O medo apocalíptico no cerne de Sol Negro é o mesmo que coloca hoje os grandes atores internacionais em sentido — mesmo que as tensões entre NATO e a Rússia cresçam de dia para dia no decurso da invasão da Ucrânia pelo regime de Vladimir Putin. O problema, afirma Matthews, é que “ninguém escreveu as regras quanto à utilização de armas nucleares táticas” e o seu uso, se “for normalizado, mudará a face das guerras e o decurso da história humana”.

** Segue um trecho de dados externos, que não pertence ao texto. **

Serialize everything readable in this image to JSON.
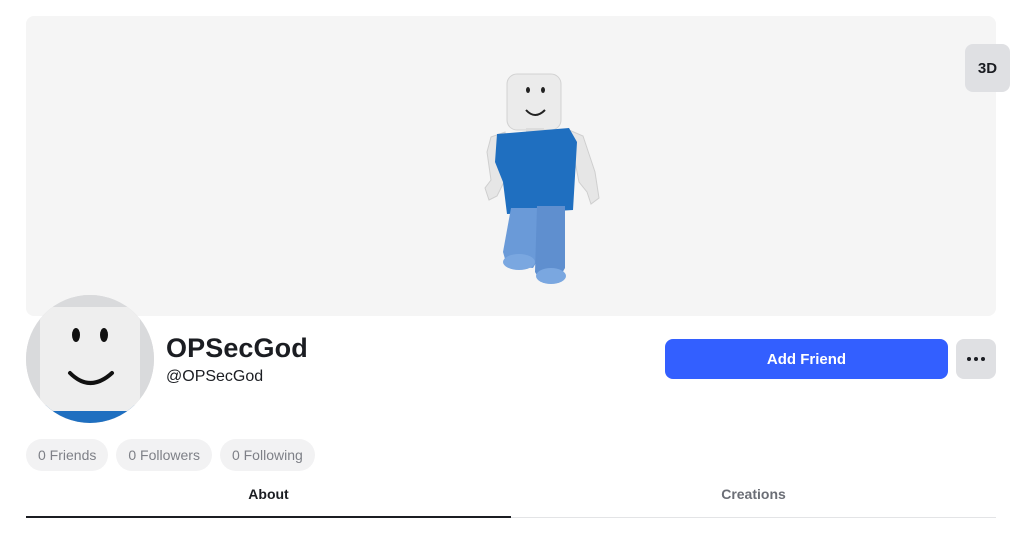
{
  "stage": {
    "view_toggle_label": "3D"
  },
  "profile": {
    "display_name": "OPSecGod",
    "username": "@OPSecGod",
    "add_friend_label": "Add Friend",
    "more_label": "..."
  },
  "social": {
    "friends": "0 Friends",
    "followers": "0 Followers",
    "following": "0 Following"
  },
  "tabs": [
    {
      "label": "About",
      "active": true
    },
    {
      "label": "Creations",
      "active": false
    }
  ],
  "colors": {
    "accent": "#335fff",
    "stage_bg": "#f5f5f5",
    "shirt": "#1f6fc0",
    "pants": "#6a9ad8",
    "skin": "#e8e8e8"
  },
  "icons": {
    "more": "ellipsis-icon"
  }
}
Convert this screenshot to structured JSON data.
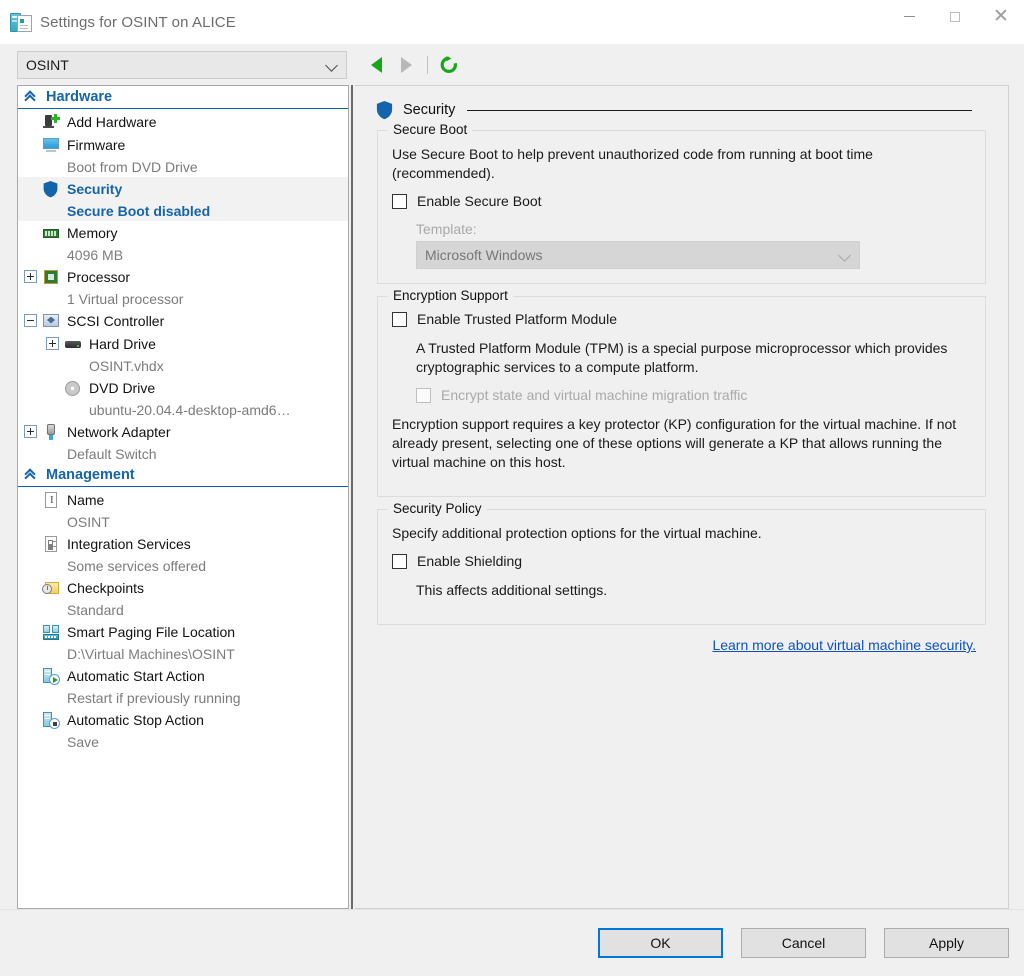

É com sob esta premissa que Matthews — que assina uma coluna habitual no Spectator sobre a política russa e que publicou em 2023 Passar as Marcas (Edições 70) sobre o dealbar da invasão sobre a Ucrânia — entrou numa extensa conversa: sobre os possíveis desenlaces da guerra, os riscos do regime de Putin cair e a curiosa observação de que o presidente russo deve mais o seu autoritarismo a uma figura como António de Oliveira Salazar do que aos mais famosos ditadores europeus do século XX.

A capa da edição portuguesa de "Sol Negro", de Owen Matthews (Minotauro)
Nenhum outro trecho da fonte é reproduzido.